The US Preventative Task Force has issued new guidelines that will greatly expand the number of people who who receive annual CT scans to screen for lung cancer. The new criteria recommends screening for people aged 50-80 who have smoked at least a pack a day for 20 years or more, and who still smoke, or have quit within the past fifteen years. These new lung cancer screening guidelines may save thousands of lives.
The new criteria lowers the threshold age from 55 to 50, and shortens the smoking history from thirty years to twenty. Lung Cancer is the leading cause of U.S. cancer deaths. It accounted for 135,720 deaths in 2020.
The shortening of the smoking history is significant for a number of reasons. Primarily, it expands the pool of patients to include more women and Black Americans, demographics that tend to have shorter smoking histories and have a higher likelihood of developing lung cancer, respectively. Ninety percent of lung cancer cases occur in people who smoke, and the likelihood of developing the disease is 20 times that of a nonsmoker.
The USPTF noted that the pool of patients grew to 14.5 million, more than double the 6.4 million qualifying under the previous criteria.
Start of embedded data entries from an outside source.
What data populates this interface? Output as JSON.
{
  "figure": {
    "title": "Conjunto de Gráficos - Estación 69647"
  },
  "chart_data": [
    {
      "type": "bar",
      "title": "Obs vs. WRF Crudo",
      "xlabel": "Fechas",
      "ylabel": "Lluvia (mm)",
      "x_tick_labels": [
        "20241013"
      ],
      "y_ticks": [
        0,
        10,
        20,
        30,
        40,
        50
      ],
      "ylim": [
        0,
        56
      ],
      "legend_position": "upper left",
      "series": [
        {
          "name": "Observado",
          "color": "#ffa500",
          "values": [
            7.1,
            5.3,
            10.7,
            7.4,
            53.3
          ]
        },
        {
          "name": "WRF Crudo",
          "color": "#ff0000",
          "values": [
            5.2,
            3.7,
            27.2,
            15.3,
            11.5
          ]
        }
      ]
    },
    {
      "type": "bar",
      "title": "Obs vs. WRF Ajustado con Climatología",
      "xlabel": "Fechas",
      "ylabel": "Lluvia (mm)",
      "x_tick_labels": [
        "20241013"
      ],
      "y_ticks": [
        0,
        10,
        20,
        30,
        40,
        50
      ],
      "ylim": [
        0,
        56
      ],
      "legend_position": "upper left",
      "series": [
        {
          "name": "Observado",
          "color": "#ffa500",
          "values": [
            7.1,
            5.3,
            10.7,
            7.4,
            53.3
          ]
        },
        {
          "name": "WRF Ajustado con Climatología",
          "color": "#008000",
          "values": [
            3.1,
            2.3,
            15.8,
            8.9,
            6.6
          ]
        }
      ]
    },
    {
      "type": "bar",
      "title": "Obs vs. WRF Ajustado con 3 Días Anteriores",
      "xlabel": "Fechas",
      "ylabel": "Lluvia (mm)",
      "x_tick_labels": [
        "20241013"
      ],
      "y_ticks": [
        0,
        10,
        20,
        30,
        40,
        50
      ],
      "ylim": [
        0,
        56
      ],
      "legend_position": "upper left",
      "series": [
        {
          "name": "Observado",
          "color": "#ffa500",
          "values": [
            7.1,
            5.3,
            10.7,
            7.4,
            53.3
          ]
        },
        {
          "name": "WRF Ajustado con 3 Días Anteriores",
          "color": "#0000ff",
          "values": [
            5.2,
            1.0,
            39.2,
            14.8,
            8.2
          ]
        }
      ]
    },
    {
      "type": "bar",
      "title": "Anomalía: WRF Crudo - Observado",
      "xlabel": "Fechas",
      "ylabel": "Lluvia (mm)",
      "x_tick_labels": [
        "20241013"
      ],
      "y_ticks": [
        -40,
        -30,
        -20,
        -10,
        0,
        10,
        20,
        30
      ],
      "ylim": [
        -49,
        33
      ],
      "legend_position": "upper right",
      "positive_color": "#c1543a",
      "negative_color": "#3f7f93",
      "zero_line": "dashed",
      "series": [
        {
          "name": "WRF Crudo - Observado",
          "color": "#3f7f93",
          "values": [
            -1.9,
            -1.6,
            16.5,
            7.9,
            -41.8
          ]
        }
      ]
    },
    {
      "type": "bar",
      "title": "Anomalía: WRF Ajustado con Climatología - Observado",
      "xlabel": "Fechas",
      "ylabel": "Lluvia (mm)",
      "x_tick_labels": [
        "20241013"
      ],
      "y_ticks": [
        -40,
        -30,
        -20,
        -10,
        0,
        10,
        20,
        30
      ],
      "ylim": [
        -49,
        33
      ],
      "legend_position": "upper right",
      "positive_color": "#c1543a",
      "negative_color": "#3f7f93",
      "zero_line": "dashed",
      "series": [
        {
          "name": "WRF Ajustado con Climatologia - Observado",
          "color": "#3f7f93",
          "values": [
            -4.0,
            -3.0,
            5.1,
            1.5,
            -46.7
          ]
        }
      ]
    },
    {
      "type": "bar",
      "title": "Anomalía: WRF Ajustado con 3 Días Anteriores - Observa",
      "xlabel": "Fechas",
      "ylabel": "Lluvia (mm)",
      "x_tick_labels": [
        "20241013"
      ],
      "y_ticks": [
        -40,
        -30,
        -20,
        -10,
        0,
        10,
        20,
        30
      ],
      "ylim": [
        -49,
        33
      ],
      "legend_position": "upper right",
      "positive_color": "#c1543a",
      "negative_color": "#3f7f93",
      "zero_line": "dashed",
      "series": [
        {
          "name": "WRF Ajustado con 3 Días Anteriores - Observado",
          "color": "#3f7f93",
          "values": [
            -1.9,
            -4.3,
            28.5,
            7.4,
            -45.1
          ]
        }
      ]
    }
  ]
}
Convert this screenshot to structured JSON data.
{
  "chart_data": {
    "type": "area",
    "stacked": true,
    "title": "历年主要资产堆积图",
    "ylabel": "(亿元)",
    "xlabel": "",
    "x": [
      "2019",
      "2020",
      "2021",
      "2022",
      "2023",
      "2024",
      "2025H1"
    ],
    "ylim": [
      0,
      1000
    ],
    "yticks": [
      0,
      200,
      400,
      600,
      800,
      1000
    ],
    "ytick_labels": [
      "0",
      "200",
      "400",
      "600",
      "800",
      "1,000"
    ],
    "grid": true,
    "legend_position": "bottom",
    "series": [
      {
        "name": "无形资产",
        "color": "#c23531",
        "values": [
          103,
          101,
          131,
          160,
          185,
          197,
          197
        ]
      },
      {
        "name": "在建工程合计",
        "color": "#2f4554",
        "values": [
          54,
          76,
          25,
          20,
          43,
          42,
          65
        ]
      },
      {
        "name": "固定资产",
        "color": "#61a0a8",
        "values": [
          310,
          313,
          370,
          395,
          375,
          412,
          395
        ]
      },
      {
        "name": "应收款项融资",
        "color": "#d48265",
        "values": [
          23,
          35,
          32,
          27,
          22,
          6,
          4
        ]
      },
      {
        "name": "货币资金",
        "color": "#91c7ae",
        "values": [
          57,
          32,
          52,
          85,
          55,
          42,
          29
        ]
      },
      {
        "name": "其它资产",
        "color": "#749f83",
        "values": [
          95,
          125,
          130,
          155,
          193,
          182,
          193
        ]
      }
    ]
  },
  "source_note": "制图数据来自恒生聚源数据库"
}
It expects, too, that the new criteria will reduce the risk of death from lung cancer by about 20-25 percent. Screening for cancer is an important tool because it is used to identify cancer before it is symptomatic. With many cancers, symptoms start to appear with later stage cancer, making it harder to eradicate.
As the science evolves, these guidelines continue to get adjusted. For example, CT scan replaced X-ray years ago as the primary screening tool because X-rays proved to be unreliable in identifying lung cancer early enough to treat it.
The next step is ensuring patients get their screening, and that the imaging is read correctly: the pandemic has severely decreased the number of patients getting cancer screening exams. Likewise, malpractice, though unlikely, remains a risk.